At this point, there should be no further changes to your dataloader script after the PR was accepted.
Please do the following before getting started:
-
Make an account on 🤗's Hub and login. Choose a good password, as you'll need to authenticate your credentials.
-
Join the Indobenchmark initiative here.
- click the "Request to join this org" button in the upper right corner.
-
Make a github account; you can follow instructions to install git here.
Note - your permissions will be set to READ. Please contact an admin in your dataset's github issue to be granted WRITE access; this should be given after your PR is accepted.
You can find the official instructions here. We will provide what you need for the nusantara-datasets hackathon environment.
With your active nusantara
environment, use the following command:
huggingface-cli login
Login with your 🤗 Hub account username and password.
Make a repository via the 🤗 Hub here with the following details.
- Set Owner: nusantara-datasets
- Set Dataset name: the name of the dataset
- Set License: the license that applies to this dataset
- Select Private
- Click
Create dataset
Please name your dataloading script with the same name as the dataset. For example, if your dataset loader script is called absa_prosa.py
, then your dataset name should be absa_prosa
.
If there is no appropriate license available in the provided options (for example for datasets with specific data user agreements) you should select "other".
Using terminal access, find a location to place your github repository. In this location, use the following command:
git clone https://huggingface.co/datasets/indobenchmark/<your_dataset_name>
Run the following commands to add and push your work.
git add <your_file_name.py> # add the dataset
git commit -m "Adds <your_dataset_name>"
git push origin
Run the following command in a folder that does not include your data-loading script:
Test both the original dataset schema/config and the nusantara schema/config.
Public Dataset
from datasets import load_dataset
dataset_orig = load_dataset("indobenchmark/<your_dataset_name>", name="source", use_auth_token=True)
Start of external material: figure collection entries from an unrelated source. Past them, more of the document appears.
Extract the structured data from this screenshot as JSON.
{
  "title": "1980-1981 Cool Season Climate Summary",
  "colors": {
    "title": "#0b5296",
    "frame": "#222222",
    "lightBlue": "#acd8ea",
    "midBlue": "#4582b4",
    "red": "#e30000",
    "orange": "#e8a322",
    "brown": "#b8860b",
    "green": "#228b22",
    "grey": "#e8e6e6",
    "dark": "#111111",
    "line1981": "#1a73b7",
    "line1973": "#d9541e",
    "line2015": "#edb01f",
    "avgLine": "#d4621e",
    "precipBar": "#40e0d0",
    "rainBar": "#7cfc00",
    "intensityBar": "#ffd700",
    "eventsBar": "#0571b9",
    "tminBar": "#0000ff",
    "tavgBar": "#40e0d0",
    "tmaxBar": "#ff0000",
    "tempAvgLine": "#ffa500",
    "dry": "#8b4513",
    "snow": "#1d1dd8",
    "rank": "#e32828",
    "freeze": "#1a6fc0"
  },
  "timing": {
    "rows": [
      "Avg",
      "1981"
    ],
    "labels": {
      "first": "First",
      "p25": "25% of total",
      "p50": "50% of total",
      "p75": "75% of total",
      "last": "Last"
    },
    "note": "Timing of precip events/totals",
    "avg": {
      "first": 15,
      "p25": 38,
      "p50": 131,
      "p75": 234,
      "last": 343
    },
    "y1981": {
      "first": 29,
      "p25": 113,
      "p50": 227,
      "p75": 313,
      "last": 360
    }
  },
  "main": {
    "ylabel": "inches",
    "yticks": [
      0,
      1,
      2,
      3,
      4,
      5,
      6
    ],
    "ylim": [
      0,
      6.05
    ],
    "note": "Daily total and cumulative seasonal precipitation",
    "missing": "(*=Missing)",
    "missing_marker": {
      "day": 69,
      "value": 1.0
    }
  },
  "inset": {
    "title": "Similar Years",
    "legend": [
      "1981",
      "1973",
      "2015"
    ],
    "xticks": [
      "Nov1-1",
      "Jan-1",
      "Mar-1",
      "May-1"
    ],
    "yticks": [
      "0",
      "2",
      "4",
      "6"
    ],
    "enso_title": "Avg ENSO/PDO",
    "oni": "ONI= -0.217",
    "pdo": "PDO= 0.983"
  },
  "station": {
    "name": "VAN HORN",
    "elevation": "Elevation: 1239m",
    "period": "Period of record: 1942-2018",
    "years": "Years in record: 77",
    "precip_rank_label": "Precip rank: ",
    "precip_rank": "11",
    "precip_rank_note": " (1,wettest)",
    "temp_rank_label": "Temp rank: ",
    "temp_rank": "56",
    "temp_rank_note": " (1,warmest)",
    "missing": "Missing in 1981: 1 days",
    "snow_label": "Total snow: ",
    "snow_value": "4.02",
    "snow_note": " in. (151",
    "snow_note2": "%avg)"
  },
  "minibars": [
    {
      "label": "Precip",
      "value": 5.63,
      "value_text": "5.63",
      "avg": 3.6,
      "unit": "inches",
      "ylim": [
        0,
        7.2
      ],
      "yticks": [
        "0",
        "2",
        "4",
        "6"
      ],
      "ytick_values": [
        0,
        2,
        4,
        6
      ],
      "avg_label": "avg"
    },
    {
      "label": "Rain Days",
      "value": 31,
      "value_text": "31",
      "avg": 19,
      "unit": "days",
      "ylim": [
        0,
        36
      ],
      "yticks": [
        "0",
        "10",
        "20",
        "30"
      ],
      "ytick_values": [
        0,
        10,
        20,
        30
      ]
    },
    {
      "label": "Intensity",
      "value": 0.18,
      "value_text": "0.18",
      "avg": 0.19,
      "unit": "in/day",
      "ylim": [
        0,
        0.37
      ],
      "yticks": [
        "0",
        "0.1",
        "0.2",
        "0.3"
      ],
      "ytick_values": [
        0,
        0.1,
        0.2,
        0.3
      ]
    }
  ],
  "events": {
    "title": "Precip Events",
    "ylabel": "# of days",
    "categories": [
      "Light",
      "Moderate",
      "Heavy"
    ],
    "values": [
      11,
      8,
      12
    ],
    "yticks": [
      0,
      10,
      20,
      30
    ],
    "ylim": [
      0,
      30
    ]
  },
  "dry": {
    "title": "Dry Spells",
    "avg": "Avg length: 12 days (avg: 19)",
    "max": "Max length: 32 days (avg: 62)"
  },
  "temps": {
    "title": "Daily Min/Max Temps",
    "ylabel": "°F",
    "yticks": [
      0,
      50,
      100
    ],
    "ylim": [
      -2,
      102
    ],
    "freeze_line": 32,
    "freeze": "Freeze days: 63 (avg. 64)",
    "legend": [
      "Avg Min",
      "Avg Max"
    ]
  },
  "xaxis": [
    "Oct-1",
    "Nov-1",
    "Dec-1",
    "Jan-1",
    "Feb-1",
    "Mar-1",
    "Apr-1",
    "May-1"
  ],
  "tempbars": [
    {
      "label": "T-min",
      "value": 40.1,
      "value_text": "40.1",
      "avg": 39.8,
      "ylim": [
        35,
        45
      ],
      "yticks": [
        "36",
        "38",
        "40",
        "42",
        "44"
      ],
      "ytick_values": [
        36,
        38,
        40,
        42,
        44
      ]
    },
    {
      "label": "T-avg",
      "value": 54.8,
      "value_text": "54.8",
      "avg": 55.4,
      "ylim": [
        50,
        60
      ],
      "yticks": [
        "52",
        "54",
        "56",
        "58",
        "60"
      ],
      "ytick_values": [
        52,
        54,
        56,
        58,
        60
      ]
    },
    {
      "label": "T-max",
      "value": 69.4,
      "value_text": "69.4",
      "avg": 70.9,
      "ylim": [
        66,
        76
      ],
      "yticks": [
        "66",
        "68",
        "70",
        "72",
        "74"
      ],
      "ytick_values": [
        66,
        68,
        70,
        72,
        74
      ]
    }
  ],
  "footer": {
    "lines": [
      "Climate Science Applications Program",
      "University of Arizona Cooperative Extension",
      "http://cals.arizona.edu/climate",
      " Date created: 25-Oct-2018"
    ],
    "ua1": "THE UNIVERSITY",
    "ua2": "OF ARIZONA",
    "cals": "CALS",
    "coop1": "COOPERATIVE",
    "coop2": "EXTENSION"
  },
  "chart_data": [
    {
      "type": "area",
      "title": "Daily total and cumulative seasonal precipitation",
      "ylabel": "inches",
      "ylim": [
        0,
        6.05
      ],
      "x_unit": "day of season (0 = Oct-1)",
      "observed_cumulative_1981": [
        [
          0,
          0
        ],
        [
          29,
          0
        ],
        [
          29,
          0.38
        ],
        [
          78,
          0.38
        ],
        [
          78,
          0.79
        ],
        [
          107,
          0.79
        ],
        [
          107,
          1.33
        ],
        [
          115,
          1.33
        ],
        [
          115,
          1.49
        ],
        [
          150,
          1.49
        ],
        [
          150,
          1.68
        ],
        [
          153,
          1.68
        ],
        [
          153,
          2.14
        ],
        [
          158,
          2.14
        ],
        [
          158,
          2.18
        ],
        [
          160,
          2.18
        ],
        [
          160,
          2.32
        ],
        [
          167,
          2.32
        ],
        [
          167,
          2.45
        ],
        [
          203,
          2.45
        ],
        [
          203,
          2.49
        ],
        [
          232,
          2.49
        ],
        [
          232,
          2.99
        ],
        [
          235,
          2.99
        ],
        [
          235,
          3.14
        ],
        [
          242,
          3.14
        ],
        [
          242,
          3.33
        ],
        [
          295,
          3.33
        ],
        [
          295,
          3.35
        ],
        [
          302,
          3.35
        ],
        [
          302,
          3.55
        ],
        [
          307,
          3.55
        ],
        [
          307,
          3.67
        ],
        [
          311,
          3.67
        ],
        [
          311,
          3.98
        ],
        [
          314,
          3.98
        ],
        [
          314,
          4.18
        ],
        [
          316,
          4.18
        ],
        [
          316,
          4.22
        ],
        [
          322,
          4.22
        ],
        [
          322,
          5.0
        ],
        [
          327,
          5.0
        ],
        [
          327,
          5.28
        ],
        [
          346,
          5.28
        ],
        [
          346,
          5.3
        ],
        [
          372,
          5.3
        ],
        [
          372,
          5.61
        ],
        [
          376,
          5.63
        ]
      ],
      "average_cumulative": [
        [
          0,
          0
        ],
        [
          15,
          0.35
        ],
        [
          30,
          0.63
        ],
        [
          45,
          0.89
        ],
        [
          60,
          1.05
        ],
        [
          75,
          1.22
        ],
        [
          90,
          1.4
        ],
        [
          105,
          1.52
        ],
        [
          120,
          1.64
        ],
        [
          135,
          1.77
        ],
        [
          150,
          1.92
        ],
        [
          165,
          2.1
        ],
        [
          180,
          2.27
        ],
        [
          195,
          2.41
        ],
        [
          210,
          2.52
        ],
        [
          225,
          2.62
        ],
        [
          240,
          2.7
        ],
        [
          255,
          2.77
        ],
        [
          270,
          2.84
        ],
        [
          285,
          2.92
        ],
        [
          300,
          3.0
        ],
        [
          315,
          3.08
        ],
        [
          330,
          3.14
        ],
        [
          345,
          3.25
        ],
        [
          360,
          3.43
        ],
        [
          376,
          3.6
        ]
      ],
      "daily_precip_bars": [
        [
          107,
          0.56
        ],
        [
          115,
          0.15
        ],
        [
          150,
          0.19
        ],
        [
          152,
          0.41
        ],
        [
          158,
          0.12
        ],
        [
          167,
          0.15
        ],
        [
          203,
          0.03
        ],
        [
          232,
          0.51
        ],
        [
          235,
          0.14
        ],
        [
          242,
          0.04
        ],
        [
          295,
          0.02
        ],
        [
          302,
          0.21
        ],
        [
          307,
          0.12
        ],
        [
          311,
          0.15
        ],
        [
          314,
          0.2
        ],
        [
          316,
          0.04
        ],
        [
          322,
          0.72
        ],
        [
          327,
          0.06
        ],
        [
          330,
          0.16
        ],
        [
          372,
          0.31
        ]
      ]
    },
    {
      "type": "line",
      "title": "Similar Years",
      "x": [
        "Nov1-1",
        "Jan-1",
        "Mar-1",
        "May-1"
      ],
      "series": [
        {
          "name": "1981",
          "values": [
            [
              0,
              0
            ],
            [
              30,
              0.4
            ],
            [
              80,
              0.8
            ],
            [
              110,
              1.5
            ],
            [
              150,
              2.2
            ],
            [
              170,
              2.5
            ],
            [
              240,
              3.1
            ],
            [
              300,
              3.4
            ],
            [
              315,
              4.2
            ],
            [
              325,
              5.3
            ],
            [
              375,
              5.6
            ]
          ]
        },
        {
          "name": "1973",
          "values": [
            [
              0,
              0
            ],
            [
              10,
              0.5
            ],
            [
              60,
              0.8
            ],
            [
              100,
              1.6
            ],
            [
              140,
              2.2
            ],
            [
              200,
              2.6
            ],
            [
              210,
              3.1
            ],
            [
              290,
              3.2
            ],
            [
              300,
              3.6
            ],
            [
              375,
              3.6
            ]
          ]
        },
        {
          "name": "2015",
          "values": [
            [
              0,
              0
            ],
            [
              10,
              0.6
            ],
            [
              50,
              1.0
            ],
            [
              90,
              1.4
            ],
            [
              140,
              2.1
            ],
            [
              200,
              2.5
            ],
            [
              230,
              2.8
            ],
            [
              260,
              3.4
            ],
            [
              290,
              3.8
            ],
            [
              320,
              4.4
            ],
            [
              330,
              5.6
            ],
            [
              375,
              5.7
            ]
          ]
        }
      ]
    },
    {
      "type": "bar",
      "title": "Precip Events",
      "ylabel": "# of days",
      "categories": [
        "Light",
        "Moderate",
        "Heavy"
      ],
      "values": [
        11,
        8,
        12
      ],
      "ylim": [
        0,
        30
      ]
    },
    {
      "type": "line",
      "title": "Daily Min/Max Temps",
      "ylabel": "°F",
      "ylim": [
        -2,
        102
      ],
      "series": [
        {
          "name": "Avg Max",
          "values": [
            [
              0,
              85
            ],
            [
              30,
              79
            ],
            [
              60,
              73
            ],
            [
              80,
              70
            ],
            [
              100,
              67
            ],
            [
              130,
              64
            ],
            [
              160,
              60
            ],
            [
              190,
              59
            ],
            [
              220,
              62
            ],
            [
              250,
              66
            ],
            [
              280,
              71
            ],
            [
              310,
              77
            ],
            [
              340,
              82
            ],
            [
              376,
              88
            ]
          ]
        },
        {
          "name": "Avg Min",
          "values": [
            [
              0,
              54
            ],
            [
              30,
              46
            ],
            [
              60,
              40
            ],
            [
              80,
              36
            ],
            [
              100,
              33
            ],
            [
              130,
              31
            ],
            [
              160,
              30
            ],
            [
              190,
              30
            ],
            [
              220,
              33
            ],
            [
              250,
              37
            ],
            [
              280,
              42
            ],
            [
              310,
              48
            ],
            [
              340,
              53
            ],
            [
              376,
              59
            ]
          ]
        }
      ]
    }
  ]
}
dataset_indobenchmark= load_dataset("indobenchmark/<your_dataset_name>", name="indobenchmark", use_auth_token=True)
Private Dataset
from datasets import load_dataset
dataset_orig = load_dataset(
"indobenchmark/<your_dataset_name>",
name="source",
data_dir="/local/path/to/data/files",
use_auth_token=True)
dataset_indobenchmark = load_dataset(
"indobenchmark/<your_dataset_name>",
name="indobenchmark",
data_dir="/local/path/to/data/files",
use_auth_token=True)
And with that, you have successfully contributed a data-loading script!